The double-height ceiling and a high-level triangular window opening onto the green roof work together to bring light and a greater sense of space into the living area, while a glazed sliding door to the courtyard allows light to enter the dining area and kitchen. The open treads of the staircase also allow a view through to the backyard, and a window at the top of the stairs provides a sky view.
The house is all timber framed, including the structure supporting the green roof. Inside, an inspired design feature is the elegant curved timber ceiling in the hallway, which serves several purposes. It enhances the arrival experience into and through the house, provides a seamless transition between the front and central sections with their different roof structures, and hides the ductwork for the mechanical ventilation with heat recovery that delivers filtered air to every room. And with joinery for storage and seating, the hallway has become a favourite place for Matthew and May’s children to read, and a convenient place to sit and put on shoes.
The building meets the requirements of Passive House Plus because it generates at least as much renewable energy as the residents consume, thanks to rigorous design and a 10-kilowatt solar array; May and Matthew are yet to pay a utility bill. “We knew we had to get the design right, or it would be impossible or very expensive to fix.
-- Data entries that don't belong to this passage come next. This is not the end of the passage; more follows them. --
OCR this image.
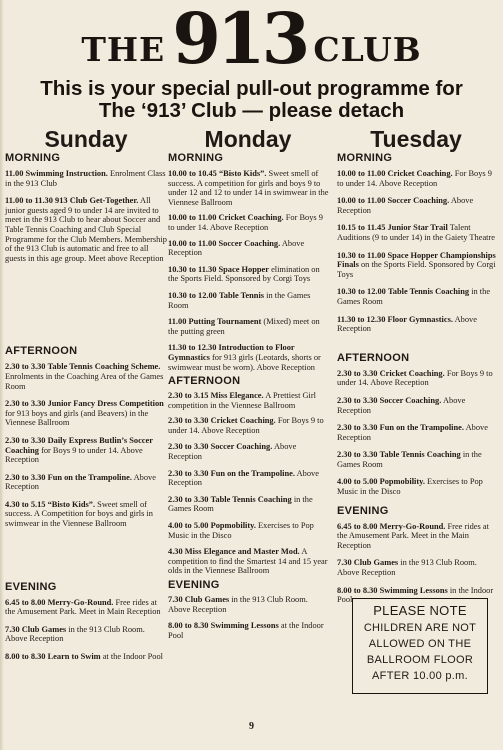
THE 913 CLUB
This is your special pull-out programme for
The ‘913’ Club — please detach
Sunday	Monday	Tuesday
MORNING

11.00 Swimming Instruction. Enrolment Class in the 913 Club

11.00 to 11.30 913 Club Get-Together. All junior guests aged 9 to under 14 are invited to meet in the 913 Club to hear about Soccer and Table Tennis Coaching and Club Special Programme for the Club Members. Membership of the 913 Club is automatic and free to all guests in this age group. Meet above Reception

AFTERNOON

2.30 to 3.30 Table Tennis Coaching Scheme. Enrolments in the Coaching Area of the Games Room

2.30 to 3.30 Junior Fancy Dress Competition for 913 boys and girls (and Beavers) in the Viennese Ballroom

2.30 to 3.30 Daily Express Butlin’s Soccer Coaching for Boys 9 to under 14. Above Reception

2.30 to 3.30 Fun on the Trampoline. Above Reception

4.30 to 5.15 “Bisto Kids”. Sweet smell of success. A Competition for boys and girls in swimwear in the Viennese Ballroom

EVENING

6.45 to 8.00 Merry-Go-Round. Free rides at the Amusement Park. Meet in Main Reception

7.30 Club Games in the 913 Club Room. Above Reception

8.00 to 8.30 Learn to Swim at the Indoor Pool

MORNING

10.00 to 10.45 “Bisto Kids”. Sweet smell of success. A competition for girls and boys 9 to under 12 and 12 to under 14 in swimwear in the Viennese Ballroom

10.00 to 11.00 Cricket Coaching. For Boys 9 to under 14. Above Reception

10.00 to 11.00 Soccer Coaching. Above Reception

10.30 to 11.30 Space Hopper elimination on the Sports Field. Sponsored by Corgi Toys

10.30 to 12.00 Table Tennis in the Games Room

11.00 Putting Tournament (Mixed) meet on the putting green

11.30 to 12.30 Introduction to Floor Gymnastics for 913 girls (Leotards, shorts or swimwear must be worn). Above Reception

AFTERNOON

2.30 to 3.15 Miss Elegance. A Prettiest Girl competition in the Viennese Ballroom

2.30 to 3.30 Cricket Coaching. For Boys 9 to under 14. Above Reception

2.30 to 3.30 Soccer Coaching. Above Reception

2.30 to 3.30 Fun on the Trampoline. Above Reception

2.30 to 3.30 Table Tennis Coaching in the Games Room

4.00 to 5.00 Popmobility. Exercises to Pop Music in the Disco

4.30 Miss Elegance and Master Mod. A competition to find the Smartest 14 and 15 year olds in the Viennese Ballroom

EVENING

7.30 Club Games in the 913 Club Room. Above Reception

8.00 to 8.30 Swimming Lessons at the Indoor Pool

MORNING

10.00 to 11.00 Cricket Coaching. For Boys 9 to under 14. Above Reception

10.00 to 11.00 Soccer Coaching. Above Reception

10.15 to 11.45 Junior Star Trail Talent Auditions (9 to under 14) in the Gaiety Theatre

10.30 to 11.00 Space Hopper Championships Finals on the Sports Field. Sponsored by Corgi Toys

10.30 to 12.00 Table Tennis Coaching in the Games Room

11.30 to 12.30 Floor Gymnastics. Above Reception

AFTERNOON

2.30 to 3.30 Cricket Coaching. For Boys 9 to under 14. Above Reception

2.30 to 3.30 Soccer Coaching. Above Reception

2.30 to 3.30 Fun on the Trampoline. Above Reception

2.30 to 3.30 Table Tennis Coaching in the Games Room

4.00 to 5.00 Popmobility. Exercises to Pop Music in the Disco

EVENING

6.45 to 8.00 Merry-Go-Round. Free rides at the Amusement Park. Meet in the Main Reception

7.30 Club Games in the 913 Club Room. Above Reception

8.00 to 8.30 Swimming Lessons in the Indoor Pool

PLEASE NOTE
CHILDREN ARE NOT
ALLOWED ON THE
BALLROOM FLOOR
AFTER 10.00 p.m.
9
We thought to invest in the important things, like triple glazing, that are going to last for a long time, and save where we could on other things such as fixtures and fittings,” says May. “That’s the approach we took to the project and every dollar has been worth it.”
While the house breaks with the conventional compact shape of a Passive House, its more complex and site-specific design achieves the energy efficiency and renewable energy requirements. “It’s not a simple geometry and there is lots of external surface compared to volume, which is not very Passive House, but demonstrates that with this approach, if you’re careful and creative you can do anything,” says Andy.